Mon Feb 5 21:44:04 GMT 2007

Nick Hill wrote:
> Hello Raphael
> 
> Insane queries are those whose very high demand don't stack up to the 
> close to zero value of the result.

ok, so you define insane queries as the one that need to return a 
significant part of the available data for no good reason. point taken
in that case, said query can still have a significant impact on other 
queries that attempt to run in parallel, and may lead to locking.

>> there is no need to use partitionning or other 'hackish' schemes if 
>> the indexing engine features the proper index generation algorithms 
>> (such as R-tree based indexes)
> 
> I don't consider partitioning hackish.

partitionning the *tables* is hackish. that is, you modify the 
fundamental structure of the table to allow extracting data on 
*portions* of the data set, based on a set of rules that are arbitrarily 
defined (such as cutting the tables in a grid of sorts).
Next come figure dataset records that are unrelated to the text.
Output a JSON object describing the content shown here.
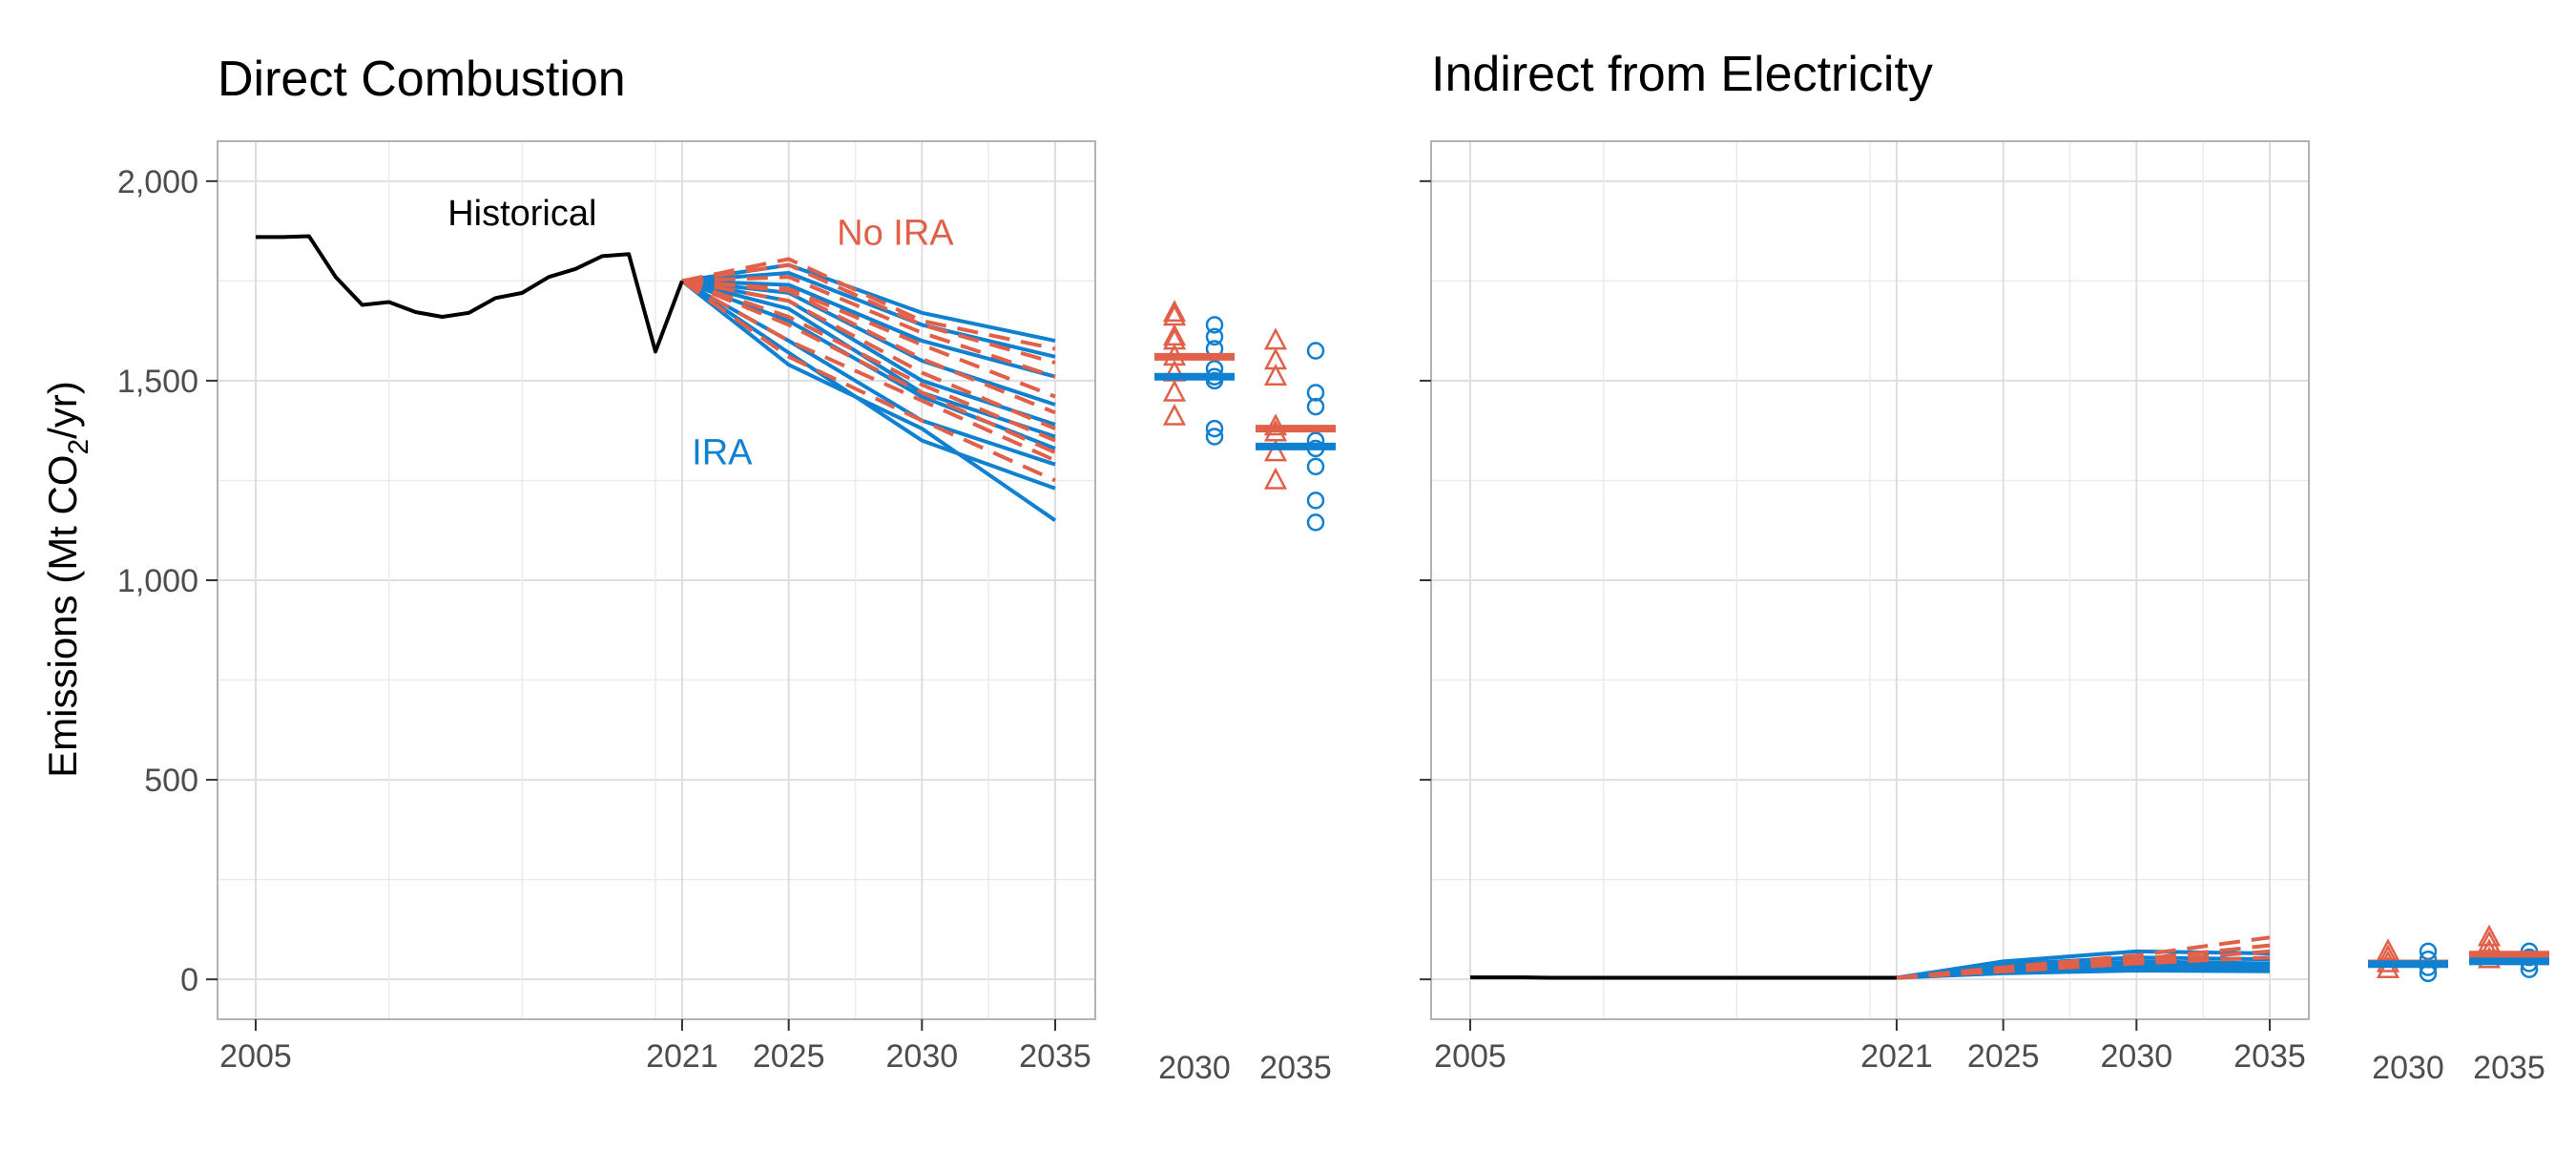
{
  "ylabel_pre": "Emissions (Mt CO",
  "ylabel_sub": "2",
  "ylabel_post": "/yr)",
  "colors": {
    "historical": "#000000",
    "no_ira": "#e0604a",
    "ira": "#1080d0"
  },
  "chart_data": [
    {
      "type": "line",
      "title": "Direct Combustion",
      "ylim": [
        -100,
        2100
      ],
      "yticks": [
        0,
        500,
        1000,
        1500,
        2000
      ],
      "ytick_labels": [
        "0",
        "500",
        "1,000",
        "1,500",
        "2,000"
      ],
      "xticks": [
        2005,
        2021,
        2025,
        2030,
        2035
      ],
      "xtick_labels": [
        "2005",
        "2021",
        "2025",
        "2030",
        "2035"
      ],
      "grid": true,
      "annotations": [
        {
          "text": "Historical",
          "x": 2015,
          "y": 1890,
          "color": "historical"
        },
        {
          "text": "No IRA",
          "x": 2029,
          "y": 1840,
          "color": "no_ira"
        },
        {
          "text": "IRA",
          "x": 2022.5,
          "y": 1290,
          "color": "ira"
        }
      ],
      "historical": {
        "x": [
          2005,
          2006,
          2007,
          2008,
          2009,
          2010,
          2011,
          2012,
          2013,
          2014,
          2015,
          2016,
          2017,
          2018,
          2019,
          2020,
          2021
        ],
        "y": [
          1860,
          1860,
          1862,
          1760,
          1690,
          1697,
          1672,
          1660,
          1670,
          1707,
          1720,
          1760,
          1780,
          1812,
          1817,
          1573,
          1750
        ]
      },
      "no_ira_x": [
        2021,
        2025,
        2030,
        2035
      ],
      "no_ira": [
        [
          1750,
          1805,
          1650,
          1580
        ],
        [
          1750,
          1790,
          1640,
          1545
        ],
        [
          1750,
          1760,
          1620,
          1510
        ],
        [
          1750,
          1730,
          1590,
          1460
        ],
        [
          1750,
          1725,
          1555,
          1420
        ],
        [
          1750,
          1700,
          1520,
          1380
        ],
        [
          1750,
          1660,
          1490,
          1350
        ],
        [
          1750,
          1640,
          1470,
          1320
        ],
        [
          1750,
          1600,
          1450,
          1300
        ],
        [
          1750,
          1560,
          1400,
          1250
        ]
      ],
      "ira_x": [
        2021,
        2025,
        2030,
        2035
      ],
      "ira": [
        [
          1750,
          1790,
          1670,
          1600
        ],
        [
          1750,
          1770,
          1640,
          1560
        ],
        [
          1750,
          1740,
          1600,
          1510
        ],
        [
          1750,
          1720,
          1550,
          1440
        ],
        [
          1750,
          1700,
          1500,
          1390
        ],
        [
          1750,
          1680,
          1470,
          1360
        ],
        [
          1750,
          1650,
          1460,
          1330
        ],
        [
          1750,
          1600,
          1400,
          1290
        ],
        [
          1750,
          1570,
          1350,
          1230
        ],
        [
          1750,
          1540,
          1380,
          1150
        ]
      ],
      "summary_2030": {
        "no_ira_points": [
          1670,
          1660,
          1610,
          1600,
          1560,
          1520,
          1470,
          1410
        ],
        "no_ira_mean": 1560,
        "ira_points": [
          1640,
          1610,
          1580,
          1530,
          1510,
          1500,
          1380,
          1360
        ],
        "ira_mean": 1510
      },
      "summary_2035": {
        "no_ira_points": [
          1600,
          1550,
          1510,
          1385,
          1370,
          1320,
          1250
        ],
        "no_ira_mean": 1380,
        "ira_points": [
          1575,
          1470,
          1435,
          1350,
          1330,
          1285,
          1200,
          1145
        ],
        "ira_mean": 1335
      },
      "summary_labels": [
        "2030",
        "2035"
      ]
    },
    {
      "type": "line",
      "title": "Indirect from Electricity",
      "ylim": [
        -100,
        2100
      ],
      "yticks": [
        0,
        500,
        1000,
        1500,
        2000
      ],
      "xticks": [
        2005,
        2021,
        2025,
        2030,
        2035
      ],
      "xtick_labels": [
        "2005",
        "2021",
        "2025",
        "2030",
        "2035"
      ],
      "grid": true,
      "historical": {
        "x": [
          2005,
          2006,
          2007,
          2008,
          2009,
          2010,
          2011,
          2012,
          2013,
          2014,
          2015,
          2016,
          2017,
          2018,
          2019,
          2020,
          2021
        ],
        "y": [
          5,
          5,
          5,
          4,
          4,
          4,
          4,
          4,
          4,
          4,
          4,
          4,
          4,
          4,
          4,
          4,
          4
        ]
      },
      "no_ira_x": [
        2021,
        2025,
        2030,
        2035
      ],
      "no_ira": [
        [
          4,
          30,
          60,
          105
        ],
        [
          4,
          25,
          50,
          85
        ],
        [
          4,
          22,
          45,
          70
        ],
        [
          4,
          20,
          40,
          55
        ]
      ],
      "ira_x": [
        2021,
        2025,
        2030,
        2035
      ],
      "ira": [
        [
          4,
          45,
          70,
          65
        ],
        [
          4,
          38,
          55,
          50
        ],
        [
          4,
          30,
          45,
          40
        ],
        [
          4,
          25,
          38,
          35
        ],
        [
          4,
          20,
          30,
          28
        ],
        [
          4,
          15,
          22,
          20
        ]
      ],
      "summary_2030": {
        "no_ira_points": [
          70,
          55,
          40,
          25
        ],
        "no_ira_mean": 40,
        "ira_points": [
          70,
          50,
          30,
          15
        ],
        "ira_mean": 38
      },
      "summary_2035": {
        "no_ira_points": [
          105,
          90,
          70,
          50
        ],
        "no_ira_mean": 62,
        "ira_points": [
          70,
          55,
          40,
          25
        ],
        "ira_mean": 45
      },
      "summary_labels": [
        "2030",
        "2035"
      ]
    }
  ]
}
said partitionning will lead to, in average, require checking one, two, 
or four datasets, depending on how the request's bounding box is designed.

> 
>> Of course, you'll then tell me that the index takes a lot of space or 
>> something. well, that's what computing is all about, compromises.
>> that is, either your data is very compressed and needs a lot of 
>> computing power to sift through, or, you sacrifice storage space to 
>> have a fast to go through data structure, and your data is fast to 
>> access. you can't have both.
> 
> I agree to a small part, but mostly disagree. I agree that our indexing 
> scheme is sub-optimal. Your assumption that the bbox and node limit 
> requirement is substantially as a result of the indexing scheme is 
> incorrect. I also strongly disagree with your hidden assumption that an 
> OGC R-tree index as commonly implemented is anywhere near optimal. I 
> also disagree with the implication that the space inefficiency of the 
> OGC indexing scheme somehow makes the index perform better than any 
> other theoretical model or that a different scheme is somehow compressed.
> 

now, that's a lot of unsubstantiated disagreement :D

I did *not* refered to OGC at any point in the above discussion, but to 
R-trees in general.

an R-tree is a data structure that indexes, similarly to a b-tree, a set 
of matrioshka-like boxes in a way that allows balancing the amount of 
data to sift through in a single box. so, for instance, you'd have a box 
for the center of london, and another one for, say the entirety of 
cornwall that would store the same amount of data.
the boxes work so that you can drill down the index while comparing the 
bounding box of the request. at some point, you'll find that the request 
is perfectly enclosed withing a particular box (or a set of various 
boxes) and the request will then go though the set of points inside that 
particular box and find the appropriate ones.

R-trees are not specific to OGC in any way. they are just a particular 
type of index that allow fast search of items within n-D data.
they are for instance used to search through OLAP results in financial 
applications (in which case they are nR-trees, as they can have n 
dimensions), they can also be used to search in a calendar like 
application (so you have days on one dimension, and hours on the other, 
and perhaps separate calendars on a third dimension)

the box limit requirement is a function of the time it takes for
a) the database to return the resultset
b) the time it takes for the web server to format that resultset to xml
c) some value dependant on whatever scripting language used

thing is, we only have (a + b + c) and we are trying to enact 
conjectures on why the sum is so large, without looking at each 
component independantly.

the database server probably has a way to explain (and probably time 
too) the request made to gather the data for a particular area.

so... we need numbers for a and b (and then we can derive c)
if there are timing functions in the language used, then it should be a 
simple matter of doing

time1= current_time()
request_data
time2= current_time()
format_data
time3= current_time()

and then output (time2 - time1) and (time3 - time2)

do the above for multiple data sets (for instance, a large part of a 
city such as london, some countryside area,...)

show us some hard numbers, and we may understand the problems better.